Something else not many people know is that all this took place in the summertime, as Parliament was scheduled to open in July. However, due to the threat of The Plague, the opening was put back until November. If not for that we would be setting off fireworks in mid-summer!

Guy Fawkes’ Arrest and Interrogation

The plot began to fall apart when one of the conspirators wrote to a Catholic Lord warning him to stay away from the opening of Parliament as it would “receive a terrible blow” that day. Lord Monteagle thought that it might be a hoax but decided to show it to the King, who immediately ordered a search of the undercroft to the House.

Poor old Guy was caught red-handed, literally as he had a slow-burning match in his hand ready to light the fuse at the allotted time. He was arrested and taken to the Tower of London for “questioning”.

At first, he refused to give his real name, instead providing his pseudonym John Johnson, but after torturous interrogation, he signed his confession as Guido Fawkes, Guido being his Italian nickname given to him by his comrades in the Spanish war. He was subsequently sentenced to death along with the 12 co-conspirators.

His death is often misquoted. He did not burn at the stake, and, unlike his co-conspirators, he was not hung drawn and quartered. In fact, he took his own life by jumping from the gallows as he was being led to meet his gruesome fate, breaking his neck in the process. The date was 31st January 1606. Despite him being dead, they still cut his body up and “cast his limbs to the four corners of the Kingdom”, to warn others of the consequences of treason.

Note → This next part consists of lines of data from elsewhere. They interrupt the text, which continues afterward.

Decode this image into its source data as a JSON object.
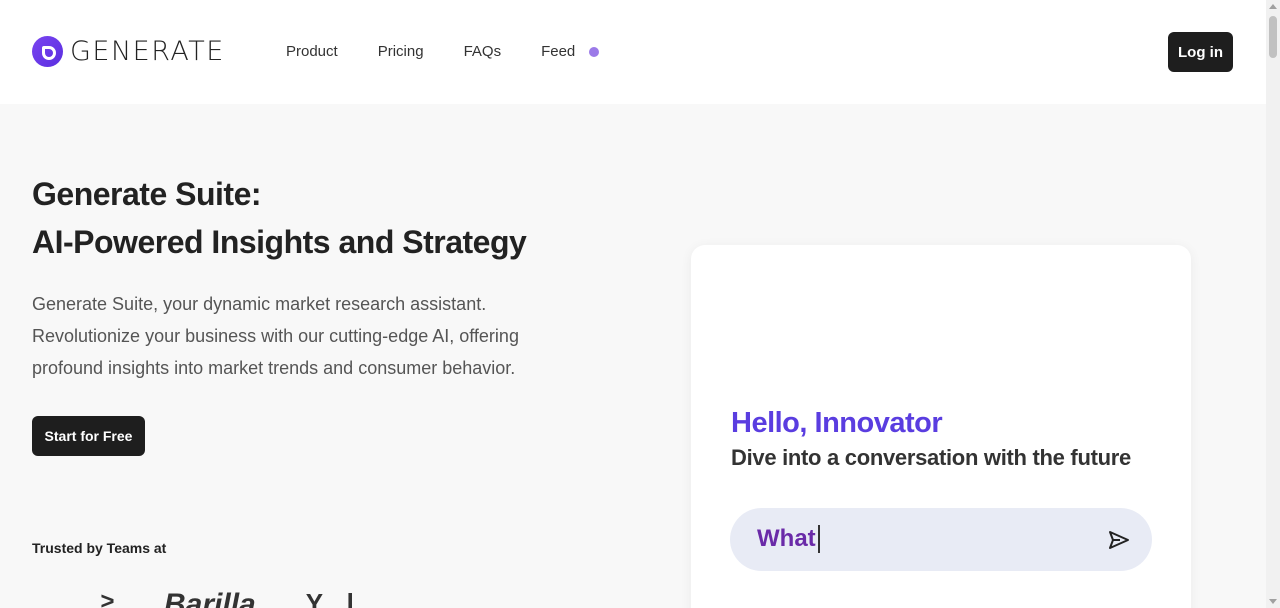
{
  "header": {
    "logo_text": "GENERATE",
    "nav": [
      "Product",
      "Pricing",
      "FAQs",
      "Feed"
    ],
    "login_label": "Log in"
  },
  "hero": {
    "title_line1": "Generate Suite:",
    "title_line2": "AI-Powered Insights and Strategy",
    "description": "Generate Suite, your dynamic market research assistant. Revolutionize your business with our cutting-edge AI, offering profound insights into market trends and consumer behavior.",
    "cta_label": "Start for Free",
    "trusted_label": "Trusted by Teams at",
    "brands": [
      ">",
      "Barilla",
      "Y..l.."
    ]
  },
  "chat": {
    "greeting": "Hello, Innovator",
    "subtitle": "Dive into a conversation with the future",
    "input_value": "What"
  },
  "colors": {
    "accent": "#5a3de0",
    "feed_dot": "#9b7ae8",
    "dark_button": "#1e1e1e",
    "input_bg": "#e8ebf5"
  },
  "icons": {
    "logo": "generate-logo-icon",
    "send": "send-icon",
    "feed_indicator": "status-dot-icon"
  }
}
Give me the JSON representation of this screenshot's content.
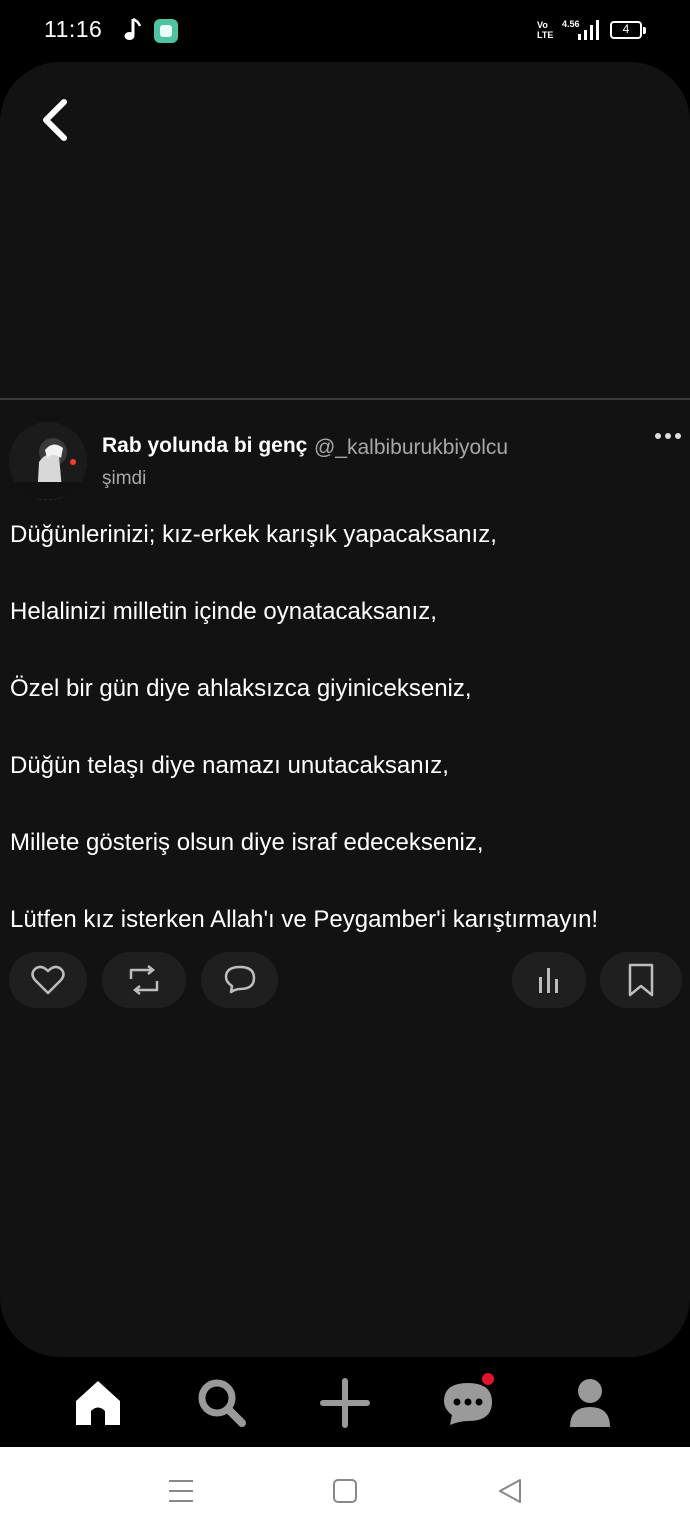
{
  "status_bar": {
    "time": "11:16",
    "network_type": "VoLTE",
    "network_speed": "4.56",
    "battery_level": "4"
  },
  "post": {
    "author_name": "Rab yolunda bi genç",
    "author_handle": "@_kalbiburukbiyolcu",
    "timestamp": "şimdi",
    "lines": [
      "Düğünlerinizi; kız-erkek karışık yapacaksanız,",
      "Helalinizi milletin içinde oynatacaksanız,",
      "Özel bir gün diye ahlaksızca giyinicekseniz,",
      "Düğün telaşı diye namazı unutacaksanız,",
      "Millete gösteriş olsun diye israf edecekseniz,",
      "Lütfen kız isterken Allah'ı ve Peygamber'i karıştırmayın!"
    ]
  },
  "actions": {
    "like_icon": "heart-icon",
    "repost_icon": "repost-icon",
    "reply_icon": "comment-icon",
    "stats_icon": "bar-chart-icon",
    "bookmark_icon": "bookmark-icon"
  },
  "bottom_nav": {
    "items": [
      "home-icon",
      "search-icon",
      "plus-icon",
      "chat-icon",
      "user-icon"
    ],
    "messages_has_notification": true
  },
  "colors": {
    "background": "#000000",
    "card": "#121212",
    "pill": "#1f1f1f",
    "muted_text": "#a8a8a8",
    "notification_dot": "#e0142c"
  }
}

Remember, Remember the 5th of November

A year later, the Observance of the 5th November Act, 1605 was passed, designating that day as a day of Thanksgiving, and people were encouraged to light fires across the country. Fireworks became a part of the celebration in 1650 and in 1673, the first effigy was burned, although back then it was meant to represent the Pope!

Over the years, many a politician or celebrity have been portrayed as the effigy, but the use of Guy Fawkes is the most endearing. It is only in relatively recent times that Guy has been used as the focal point, maybe to make it less political following the repeal of the Act in 1859, when children were encouraged to parade around the streets shouting “penny for the Guy”.

So, when you set fire to that rag filled suit of old clothes, give a thought to the person who has been described as “the last man to enter the Houses of Parliament with honest intentions”. It seems ironic that, in this day and age, Guido has greater political influence than at any time in our history, and it stretches right across the globe.

Guy Fawkes mask

Stay safe, everyone. Don't let your kids handle fireworks and keep a good distance from the fire.